Petty, in what was presumably one of the last interviews he gave in this film before passing away last year, was surprising in how much knowledge he has of the man. The interviews in the film are all audio interviews and not on camera (similar to what Alex Gibney did for his superb Sinatra documentary for HBO a few years back), and Petty’s voice is heard almost as much as the other people in the film who knew Elvis the most. It’s no secret that Elvis had a profound impact on Tom Petty. I remember reading in Warren Zanes’s biography on Petty got to meet Elvis when he was a kid because his uncle was working on one of Elvis’s movies. But Petty has a really extensive knowledge of his life, his career, his music, his complicated and strange relationship with the Colonel, and so on. Speaking of Zanes, the writer/musician is also interviewed pretty extensively in the film talking about Elvis’s life.

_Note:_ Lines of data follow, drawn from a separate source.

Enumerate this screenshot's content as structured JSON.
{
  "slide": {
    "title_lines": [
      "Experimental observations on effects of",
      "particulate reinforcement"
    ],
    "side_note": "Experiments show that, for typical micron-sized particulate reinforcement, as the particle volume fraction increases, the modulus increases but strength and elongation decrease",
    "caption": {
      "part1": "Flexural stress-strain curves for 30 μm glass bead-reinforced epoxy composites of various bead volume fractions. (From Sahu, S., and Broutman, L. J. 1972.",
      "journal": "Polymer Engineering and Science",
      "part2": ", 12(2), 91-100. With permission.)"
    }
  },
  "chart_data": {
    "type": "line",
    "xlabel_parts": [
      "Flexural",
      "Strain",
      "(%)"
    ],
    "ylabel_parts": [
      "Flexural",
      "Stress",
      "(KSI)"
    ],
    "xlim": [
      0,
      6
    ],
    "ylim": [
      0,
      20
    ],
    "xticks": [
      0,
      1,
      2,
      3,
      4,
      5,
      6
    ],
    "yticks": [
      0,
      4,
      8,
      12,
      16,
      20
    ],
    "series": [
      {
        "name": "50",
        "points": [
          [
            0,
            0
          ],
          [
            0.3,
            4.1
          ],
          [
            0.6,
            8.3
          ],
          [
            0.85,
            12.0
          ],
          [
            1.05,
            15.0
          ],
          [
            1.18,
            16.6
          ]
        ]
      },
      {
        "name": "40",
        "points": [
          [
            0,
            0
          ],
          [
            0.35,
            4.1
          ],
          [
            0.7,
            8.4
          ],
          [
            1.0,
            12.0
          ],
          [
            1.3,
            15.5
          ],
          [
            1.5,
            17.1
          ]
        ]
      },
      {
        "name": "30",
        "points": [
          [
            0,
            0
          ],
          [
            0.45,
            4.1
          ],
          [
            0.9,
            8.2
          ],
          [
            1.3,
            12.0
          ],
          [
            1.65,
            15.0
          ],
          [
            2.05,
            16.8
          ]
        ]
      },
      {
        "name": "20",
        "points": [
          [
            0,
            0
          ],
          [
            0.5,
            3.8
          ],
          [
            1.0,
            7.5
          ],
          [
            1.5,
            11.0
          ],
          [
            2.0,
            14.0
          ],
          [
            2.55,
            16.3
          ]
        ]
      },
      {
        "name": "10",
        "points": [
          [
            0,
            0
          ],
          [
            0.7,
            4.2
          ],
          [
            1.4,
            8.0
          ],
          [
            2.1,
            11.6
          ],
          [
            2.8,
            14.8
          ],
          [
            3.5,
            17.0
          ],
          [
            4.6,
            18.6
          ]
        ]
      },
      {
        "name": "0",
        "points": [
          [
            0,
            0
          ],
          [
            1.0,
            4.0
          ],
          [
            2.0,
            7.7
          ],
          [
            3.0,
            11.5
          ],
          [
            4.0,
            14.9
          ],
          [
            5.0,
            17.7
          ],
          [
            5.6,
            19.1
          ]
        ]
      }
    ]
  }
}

The film does a great job of portraying Elvis as a human being rather than getting caught up in the legend of Elvis, or the more out-there stories about Elvis that we’ve heard of throughout the years. There isn’t even a mention of his meeting with President Nixon, and his drug use is mentioned in passing to portray Elvis deteriorating as his marriage to Pricilla has fallen apart, and how Colonel Parker took advantage of Elvis during his career and after his death in 1977 (if you’ve ever been to Graceland it has Colonel Parker written all over it in how he ran his business). Colonel Parker prevented Elvis from trying new and different things with his career, and you begin to realize that as great as Elvis was as an entertainer and a musician, there’s a feeling that we never got to see his full potential because of how demanding and controlling the Colonel was of Elvis’s life. It’s a fascinating relationship, and while Zimny doesn’t quite crack the reason why Elvis stuck with him for all those years (I don’t think anybody can ever really figure that one out), he does an incredible job of portraying that.
I loved The Searcher. It’s a fascinating look into one of the more mysterious and captivating figures of 20th Century American pop culture. It’s the best portrayal of Elvis that we’re ever gonna get, and as a casual fan of the artist, I have a greater appreciation of the man as an artist and as a human being. As a fan of music and a fan of documentaries, I can’t recommend this film enough. I really loved Zimny’s doc, and I hope you will too.